The number of respondents opposed to the wearing of the Islamic veil or headscarf in public has also risen also risen from 59 percent in 2010 to 63 percent.
Two thirds of people surveyed said they thought French Muslims and people of Muslim origin were not well integrated into French society. Among them, 68 percent blamed this lack of integration on Muslims’ “refusal to integrate”, while roughly half said they believed it was a result of “insurmountable cultural differences”.
A series of incidents throughout Europe in recent years have served to heighten concerns throughout the continent regarding the growing influence of Islam and sharia law. Nearly two years ago, The New American reported on tensions which were growing due to the refusal of Turks in both Austria and Germany to assimilate to European society. In 2011, Turkish Prime Minister Erdogan mocked the notion of assimilation, and hinted that his nation’s military might could pose a threat to the very nations which were now hosting so many of his citizens: "Now Turkey will at last start building its own war planes." In the Netherlands, the Dutch Muslim Party has actively pushed for legislation which would limit free speech — including outlawing "blasphemy."
Generation Identitaire is one of many groups giving voice to the fear that many of their fellow citizens feel. Their Declaration of War lists a catalog of examples of left-wing social engineering that members of the organization believe have undermined the foundations of French Society:
We are the generation of ethnic fracture, total failure of coexistence, and forced mixing of the races.
We are the generation doubly punished: Condemned to pay into a social system
so generous with strangers it becomes unsustainable for our own people.
We are the generation doubly punished: Condemned to pay into a social system so generous with strangers it becomes unsustainable for our own people. Our generation are the victims of the May '68'ers who wanted to liberate themselves from tradition, from knowledge and authority in education.
But they only accomplished to liberate themselves from their responsibilities.We are sick and tired of your cowardice.
You are from the years of post-war prosperity, retirement benefits, S.O.S Racism and
“diversity,” sexual liberation and a bag of rice from Bernard Kouchner.
We are 25 percent unemployment, social debt, multicultural collapse and an explosion of anti-white racism.
We are broken families, and young French soldiers dying in Afghanistan.
You won't buy us with a condescending look,
a state-paid job of misery and a pat on the shoulder.
We don't need your youth-policies. Youth IS our policy.
Don't think this is simply a manifesto. It is a declaration of war.
You are of yesterday, we are of tomorrow.
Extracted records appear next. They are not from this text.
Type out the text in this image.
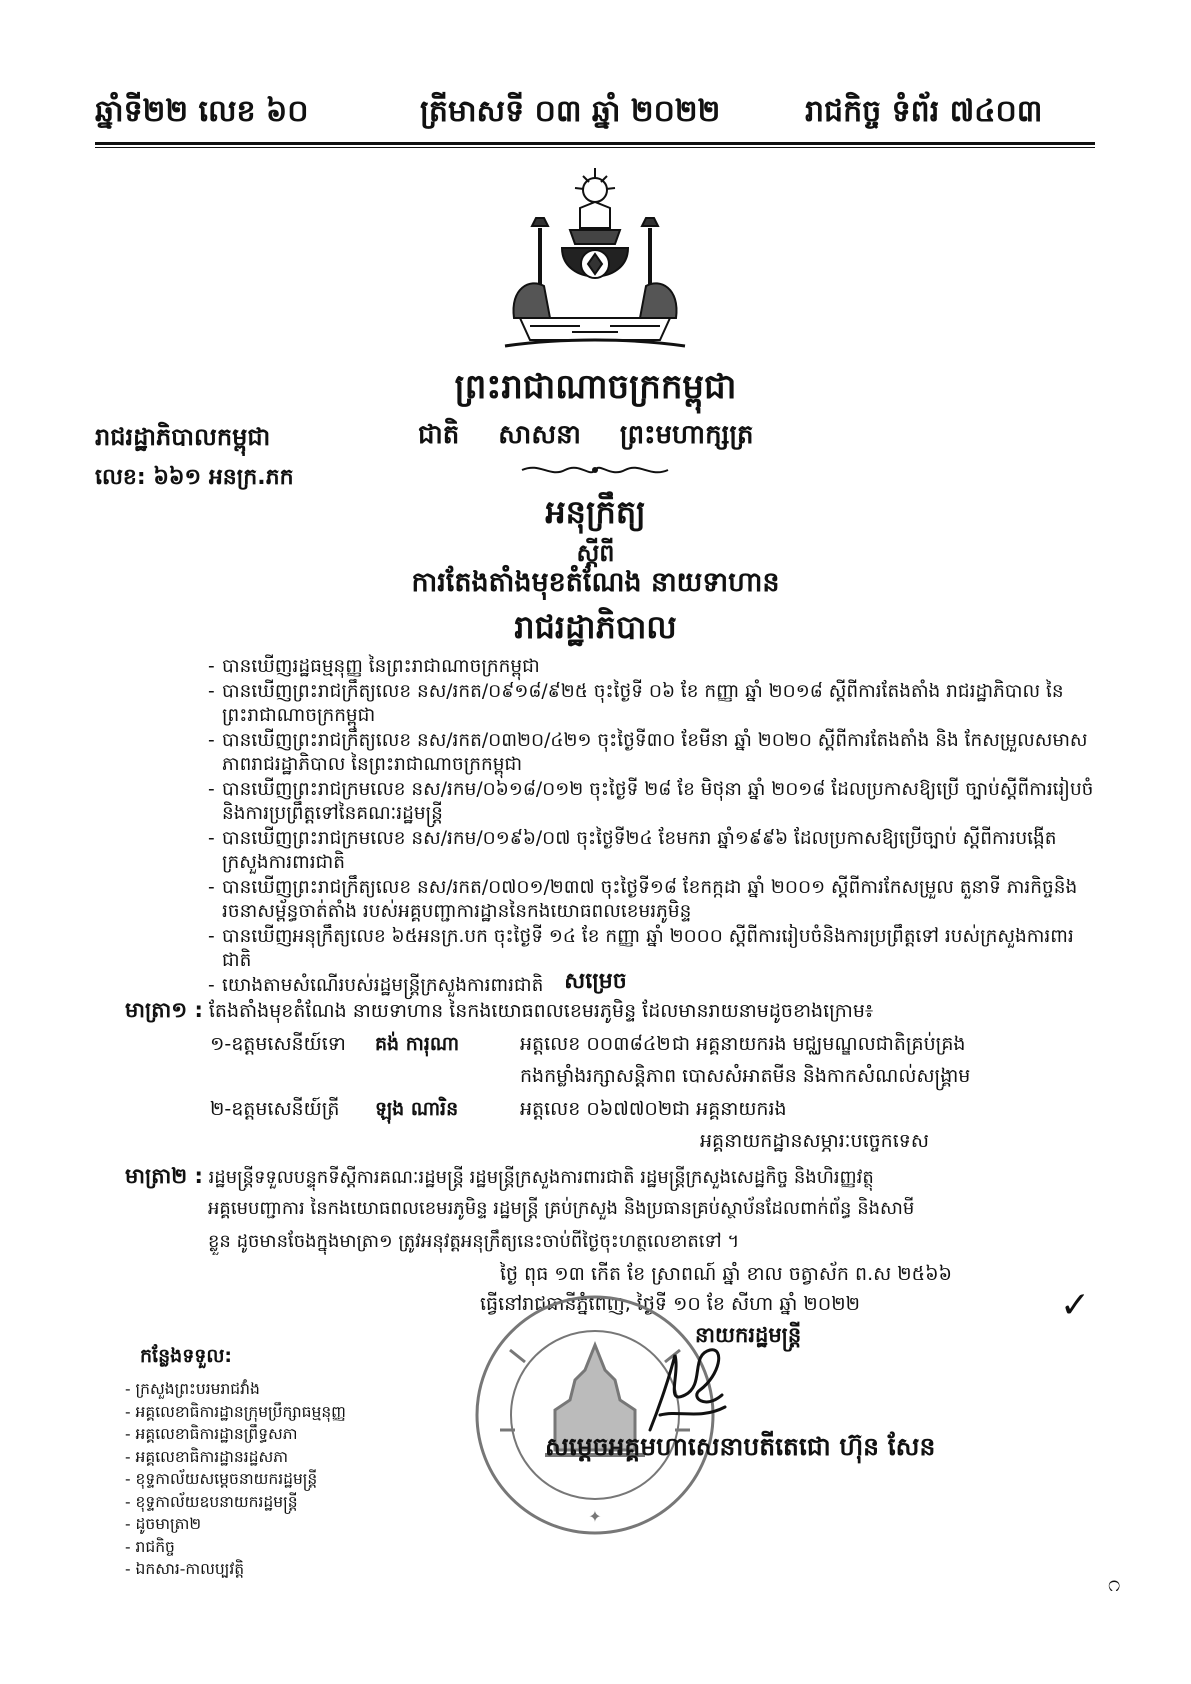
ឆ្នាំទី២២ លេខ ៦០	ត្រីមាសទី ០៣ ឆ្នាំ ២០២២	រាជកិច្ច ទំព័រ ៧៤០៣
ព្រះរាជាណាចក្រកម្ពុជា
ជាតិ សាសនា ព្រះមហាក្សត្រ
រាជរដ្ឋាភិបាលកម្ពុជា
លេខ: ៦៦១ អនក្រ.ភក
អនុក្រឹត្យ
ស្តីពី
ការតែងតាំងមុខតំណែង នាយទាហាន
រាជរដ្ឋាភិបាល
- បានឃើញរដ្ឋធម្មនុញ្ញ នៃព្រះរាជាណាចក្រកម្ពុជា
- បានឃើញព្រះរាជក្រឹត្យលេខ នស/រកត/០៩១៨/៩២៥ ចុះថ្ងៃទី ០៦ ខែ កញ្ញា ឆ្នាំ ២០១៨ ស្តីពីការតែងតាំង រាជរដ្ឋាភិបាល នៃព្រះរាជាណាចក្រកម្ពុជា
- បានឃើញព្រះរាជក្រឹត្យលេខ នស/រកត/០៣២០/៤២១ ចុះថ្ងៃទី៣០ ខែមីនា ឆ្នាំ ២០២០ ស្តីពីការតែងតាំង និង កែសម្រួលសមាសភាពរាជរដ្ឋាភិបាល នៃព្រះរាជាណាចក្រកម្ពុជា
- បានឃើញព្រះរាជក្រមលេខ នស/រកម/០៦១៨/០១២ ចុះថ្ងៃទី ២៨ ខែ មិថុនា ឆ្នាំ ២០១៨ ដែលប្រកាសឱ្យប្រើ ច្បាប់ស្តីពីការរៀបចំ និងការប្រព្រឹត្តទៅនៃគណៈរដ្ឋមន្ត្រី
- បានឃើញព្រះរាជក្រមលេខ នស/រកម/០១៩៦/០៧ ចុះថ្ងៃទី២៤ ខែមករា ឆ្នាំ១៩៩៦ ដែលប្រកាសឱ្យប្រើច្បាប់ ស្តីពីការបង្កើតក្រសួងការពារជាតិ
- បានឃើញព្រះរាជក្រឹត្យលេខ នស/រកត/០៧០១/២៣៧ ចុះថ្ងៃទី១៨ ខែកក្កដា ឆ្នាំ ២០០១ ស្តីពីការកែសម្រួល តួនាទី ភារកិច្ចនិងរចនាសម្ព័ន្ធចាត់តាំង របស់អគ្គបញ្ជាការដ្ឋាននៃកងយោធពលខេមរភូមិន្ទ
- បានឃើញអនុក្រឹត្យលេខ ៦៥អនក្រ.បក ចុះថ្ងៃទី ១៤ ខែ កញ្ញា ឆ្នាំ ២០០០ ស្តីពីការរៀបចំនិងការប្រព្រឹត្តទៅ របស់ក្រសួងការពារជាតិ
- យោងតាមសំណើរបស់រដ្ឋមន្ត្រីក្រសួងការពារជាតិ សម្រេច
មាត្រា១ : តែងតាំងមុខតំណែង នាយទាហាន នៃកងយោធពលខេមរភូមិន្ទ ដែលមានរាយនាមដូចខាងក្រោម៖
១-ឧត្តមសេនីយ៍ទោ គង់ ការុណា	អត្តលេខ ០០៣៨៤២ ជា អគ្គនាយករង មជ្ឈមណ្ឌលជាតិគ្រប់គ្រង
កងកម្លាំងរក្សាសន្តិភាព បោសសំអាតមីន និងកាកសំណល់សង្គ្រាម
២-ឧត្តមសេនីយ៍ត្រី ឡុង ណារិន	អត្តលេខ ០៦៧៧០២ ជា អគ្គនាយករង
អគ្គនាយកដ្ឋានសម្ភារៈបច្ចេកទេស
មាត្រា២ : រដ្ឋមន្ត្រីទទួលបន្ទុកទីស្តីការគណៈរដ្ឋមន្ត្រី រដ្ឋមន្ត្រីក្រសួងការពារជាតិ រដ្ឋមន្ត្រីក្រសួងសេដ្ឋកិច្ច និងហិរញ្ញវត្ថុ
អគ្គមេបញ្ជាការ នៃកងយោធពលខេមរភូមិន្ទ រដ្ឋមន្ត្រី គ្រប់ក្រសួង និងប្រធានគ្រប់ស្ថាប័នដែលពាក់ព័ន្ធ និងសាមី
ខ្លួន ដូចមានចែងក្នុងមាត្រា១ ត្រូវអនុវត្តអនុក្រឹត្យនេះចាប់ពីថ្ងៃចុះហត្ថលេខាតទៅ ។
ថ្ងៃ ពុធ ១៣ កើត ខែ ស្រាពណ៍ ឆ្នាំ ខាល ចត្វាស័ក ព.ស ២៥៦៦
ធ្វើនៅរាជធានីភ្នំពេញ, ថ្ងៃទី ១០ ខែ សីហា ឆ្នាំ ២០២២	✓
✦
នាយករដ្ឋមន្ត្រី
សម្តេចអគ្គមហាសេនាបតីតេជោ ហ៊ុន សែន
កន្លែងទទួល:
- ក្រសួងព្រះបរមរាជវាំង
- អគ្គលេខាធិការដ្ឋានក្រុមប្រឹក្សាធម្មនុញ្ញ
- អគ្គលេខាធិការដ្ឋានព្រឹទ្ធសភា
- អគ្គលេខាធិការដ្ឋានរដ្ឋសភា
- ខុទ្ទកាល័យសម្តេចនាយករដ្ឋមន្ត្រី
- ខុទ្ទកាល័យឧបនាយករដ្ឋមន្ត្រី
- ដូចមាត្រា២
- រាជកិច្ច
- ឯកសារ-កាលប្បវត្តិ
೧
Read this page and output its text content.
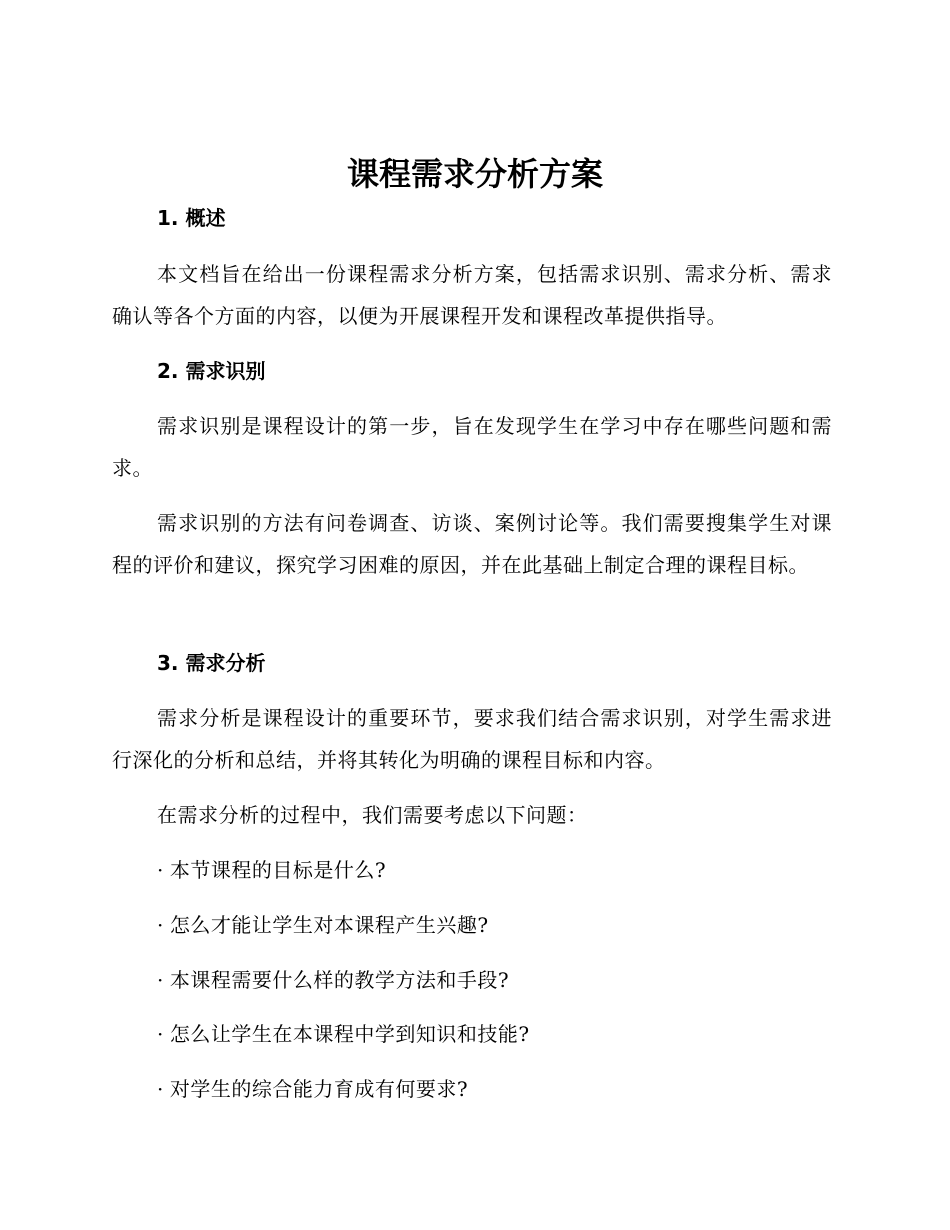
课程需求分析方案
1. 概述

本文档旨在给出一份课程需求分析方案，包括需求识别、需求分析、需求确认等各个方面的内容，以便为开展课程开发和课程改革提供指导。

2. 需求识别

需求识别是课程设计的第一步，旨在发现学生在学习中存在哪些问题和需求。

需求识别的方法有问卷调查、访谈、案例讨论等。我们需要搜集学生对课程的评价和建议，探究学习困难的原因，并在此基础上制定合理的课程目标。

3. 需求分析

需求分析是课程设计的重要环节，要求我们结合需求识别，对学生需求进行深化的分析和总结，并将其转化为明确的课程目标和内容。

在需求分析的过程中，我们需要考虑以下问题：

· 本节课程的目标是什么?

· 怎么才能让学生对本课程产生兴趣?

· 本课程需要什么样的教学方法和手段?

· 怎么让学生在本课程中学到知识和技能?

· 对学生的综合能力育成有何要求?
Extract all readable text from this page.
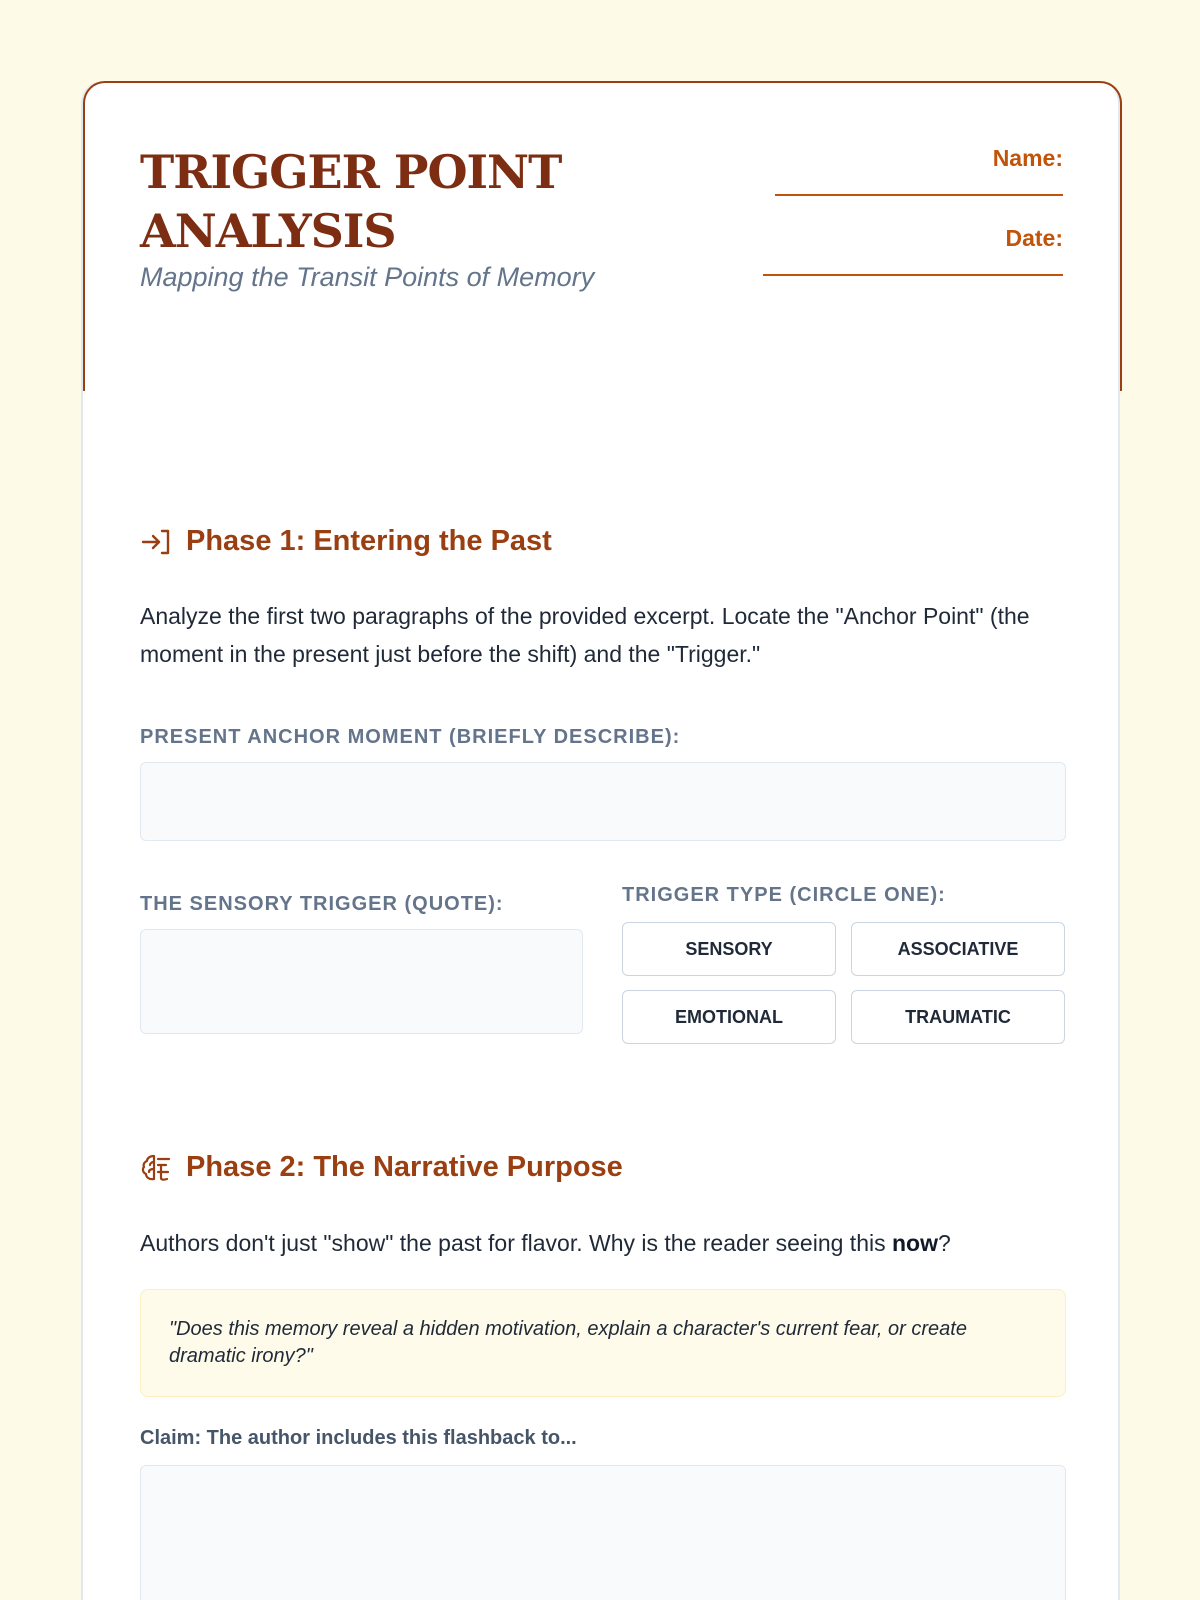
TRIGGER POINT ANALYSIS
Mapping the Transit Points of Memory
Name:
Date:
Phase 1: Entering the Past

Analyze the first two paragraphs of the provided excerpt. Locate the "Anchor Point" (the moment in the present just before the shift) and the "Trigger."

PRESENT ANCHOR MOMENT (BRIEFLY DESCRIBE):
THE SENSORY TRIGGER (QUOTE):	TRIGGER TYPE (CIRCLE ONE):
SENSORY	ASSOCIATIVE
EMOTIONAL	TRAUMATIC
Phase 2: The Narrative Purpose

Authors don't just "show" the past for flavor. Why is the reader seeing this now?

"Does this memory reveal a hidden motivation, explain a character's current fear, or create dramatic irony?"
Claim: The author includes this flashback to...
For a populace increasingly concerned about the future of its society and national identity, such a movement has the capacity to galvanize many members of the rising generation to publicly oppose the growing Islamization of France. The occupation of the mosque at Poitiers is hardly a reenactment of the famous battle once fought a few miles from that location, but for those who see themselves as inheritors of the legacy of Charles Martel, it is a start.